SACRAMENTO, Calif. (AP) — The three once-homeless sisters recited all the athletes they met at nationals and the souvenirs they received as they slurped shaved ice.
Nine-year-old Brooke Sheppard got pointers from high jumper Vashti Cunningham . Rainn, 11, showed off the shirt she picked out at the merchandise tent. And 12-year-old Tai, well, her family’s story moved Justin Gatlin so much that he gave her the first-place medal he won in the 100 meters at the U.S. track and field championships.
In this photo taken Saturday, June 24, 2017, Decathlete Trey Hardee poses with the Sheppard sisters, Tai, 12, left, Brooke, 9, center and Rainn, 11, right, at the U.S. Track and Field Championships, in Sacramento, Calif. The once-homeless sisters were guests at the nationals over the weekend, meeting their idols and given the gold medal Justin Gatlin earned in the 100 meters. The Sheppard siblings rose to prominence in track and field, with their exploits bringing them medals, TV appearances and even a magazine cover. (AP Photo/Pat Graham)
The siblings from New York City were guests of USA track and field after their rise to prominence in the sport, with their exploits bringing them medals, TV appearances and a magazine cover. It also helped get them something more — a home. They and their mom moved out of a homeless shelter and into a two-bedroom apartment in April.
“A whole different world,” Brooke said, referring to all the paths that have opened up through track.
For a few days at nationals, they were treated like royalty. The sisters were accompanied by their coach Jean Bell, their “track mom,” since their actual mother, Tonia Handy, couldn’t make the trip because of work.
“Their lives have changed so much,” said Bell, who helped develop the talent of the sisters through the Jeuness Track Club in Brooklyn. “Track keeps them focused and positive. They’re good at it. They’re really good at it.”
The trio earned medals at the AAU Junior Olympics in Houston last summer, with Rainn winning the 3,000 meters, Tai finishing runner-up in the 80-meter hurdles and Brooke taking second in the high jump. In December, the sisters appeared on the cover of Sports Illustrated Kids .
Gatlin was touched by all they’ve gone through.
“I wanted them to take the medal as a symbol of believing in yourself,” Gatlin said. “People are going to say that you can’t or you’re too young or you don’t have the will to do so, but I wanted them to know they can do it. If they believe in themselves, they can do it.
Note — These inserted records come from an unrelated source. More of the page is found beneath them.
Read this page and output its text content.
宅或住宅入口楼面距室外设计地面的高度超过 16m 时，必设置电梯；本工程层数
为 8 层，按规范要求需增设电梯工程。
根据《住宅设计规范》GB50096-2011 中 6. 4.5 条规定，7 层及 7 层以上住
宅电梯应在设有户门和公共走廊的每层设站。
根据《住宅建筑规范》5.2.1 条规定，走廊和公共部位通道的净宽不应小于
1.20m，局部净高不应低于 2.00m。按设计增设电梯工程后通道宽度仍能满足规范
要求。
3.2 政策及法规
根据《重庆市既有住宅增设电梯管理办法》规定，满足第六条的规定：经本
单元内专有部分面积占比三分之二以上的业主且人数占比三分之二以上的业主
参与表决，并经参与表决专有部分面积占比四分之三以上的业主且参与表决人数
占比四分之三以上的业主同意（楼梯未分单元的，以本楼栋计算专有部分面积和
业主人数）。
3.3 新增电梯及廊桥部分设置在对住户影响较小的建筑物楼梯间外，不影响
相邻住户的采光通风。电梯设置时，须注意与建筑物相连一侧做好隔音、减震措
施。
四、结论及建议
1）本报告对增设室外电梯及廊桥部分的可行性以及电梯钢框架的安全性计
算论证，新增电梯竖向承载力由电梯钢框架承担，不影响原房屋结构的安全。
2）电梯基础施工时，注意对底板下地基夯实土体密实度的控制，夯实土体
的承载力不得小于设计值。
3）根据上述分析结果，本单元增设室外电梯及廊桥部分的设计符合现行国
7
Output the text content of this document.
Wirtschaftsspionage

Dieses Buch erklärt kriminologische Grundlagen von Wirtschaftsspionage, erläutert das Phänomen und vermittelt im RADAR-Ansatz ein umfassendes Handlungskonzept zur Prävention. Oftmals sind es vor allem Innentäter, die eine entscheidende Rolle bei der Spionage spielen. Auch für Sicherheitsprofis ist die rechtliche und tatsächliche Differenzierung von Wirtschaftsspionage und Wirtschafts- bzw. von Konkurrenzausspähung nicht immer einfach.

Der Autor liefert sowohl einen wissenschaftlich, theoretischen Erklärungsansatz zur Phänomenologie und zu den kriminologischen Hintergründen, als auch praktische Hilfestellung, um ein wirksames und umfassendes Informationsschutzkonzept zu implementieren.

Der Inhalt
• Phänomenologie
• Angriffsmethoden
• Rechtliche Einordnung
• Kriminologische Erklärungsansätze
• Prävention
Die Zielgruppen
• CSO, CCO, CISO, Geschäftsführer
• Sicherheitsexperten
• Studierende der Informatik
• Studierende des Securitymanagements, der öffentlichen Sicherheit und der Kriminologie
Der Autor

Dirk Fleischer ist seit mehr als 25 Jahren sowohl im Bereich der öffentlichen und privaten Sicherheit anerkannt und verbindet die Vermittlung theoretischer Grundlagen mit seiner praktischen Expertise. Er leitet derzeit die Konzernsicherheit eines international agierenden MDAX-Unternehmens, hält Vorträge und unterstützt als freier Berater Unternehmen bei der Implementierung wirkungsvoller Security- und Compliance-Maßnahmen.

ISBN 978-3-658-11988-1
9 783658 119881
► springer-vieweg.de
That’s what that medal meant to me.”
With wide eyes, they went behind-the-scenes at nationals. They even presented medals — Brooke to the women’s high jumpers, Rainn to the women’s 1,500 winners and Tai to the 100-meter hurdlers.
They socialized with 800-meter runner Ajee Wilson, along with sprinters Tori Bowie and Allyson Felix. They talked to Hall of Famer John Carlos and received gift bags containing Team USA running apparel and Nike shoes. Brooke also came away with a new appreciation for the high jump after chatting with Cunningham.
“She’s really tall and kind and talented,” Brooke said. “She jumped 6 feet, 6 inches.
“One day, I’ll jump 6-6, too.”
Many athletes stopped to pose for pictures with the sisters, including Olympic shot put gold medalist Michelle Carter and decathlete Trey Hardee, who showed them a picture of his new baby wearing the first-place medal he captured at nationals.
“It’s been so fun,” Rainn said. “I learned new tips on how to think in my mind when I run.”
They got into track around January 2015 when their baby sitter signed them up for a track meet that did not require any entry fees. Bell happened to be there looking for new talent. She had given her business cards to each of the girls separately with the instructions to have their mother call her or just show up to practice.
“They came to practice together and I’m like, ‘You three are sisters?’” Bell recounted. “That was a bonus, because I had three good athletes, from one family. That’s easy to hold on to. They just took off from there.”
According to Bell, the Sheppard family had been homeless for around two years. They made an appearance on ABC’s “The View” in November, when co-host Whoopi Goldberg presented the family with $10,000, along with $40,000 to their track club.
Handy took a job working in the financial department of a hospital in February, with the goal of going back to school in September.
They moved into their new place on April 1. At first, the family had no furniture, so they slept on air mattresses.
Entertainer Tyler Perry saw their story and pledged to help out. Bell said Perry had the family’s apartment redecorated, with the family surprised by the remodel on a recent episode of “The View.”
Being invited to nationals meant quite a bit to them. The sisters hope to come back again — as participants.
“They’re there (in a few years) and they’re on the podium,” Bell said. “They have the talent. They have everything it takes.”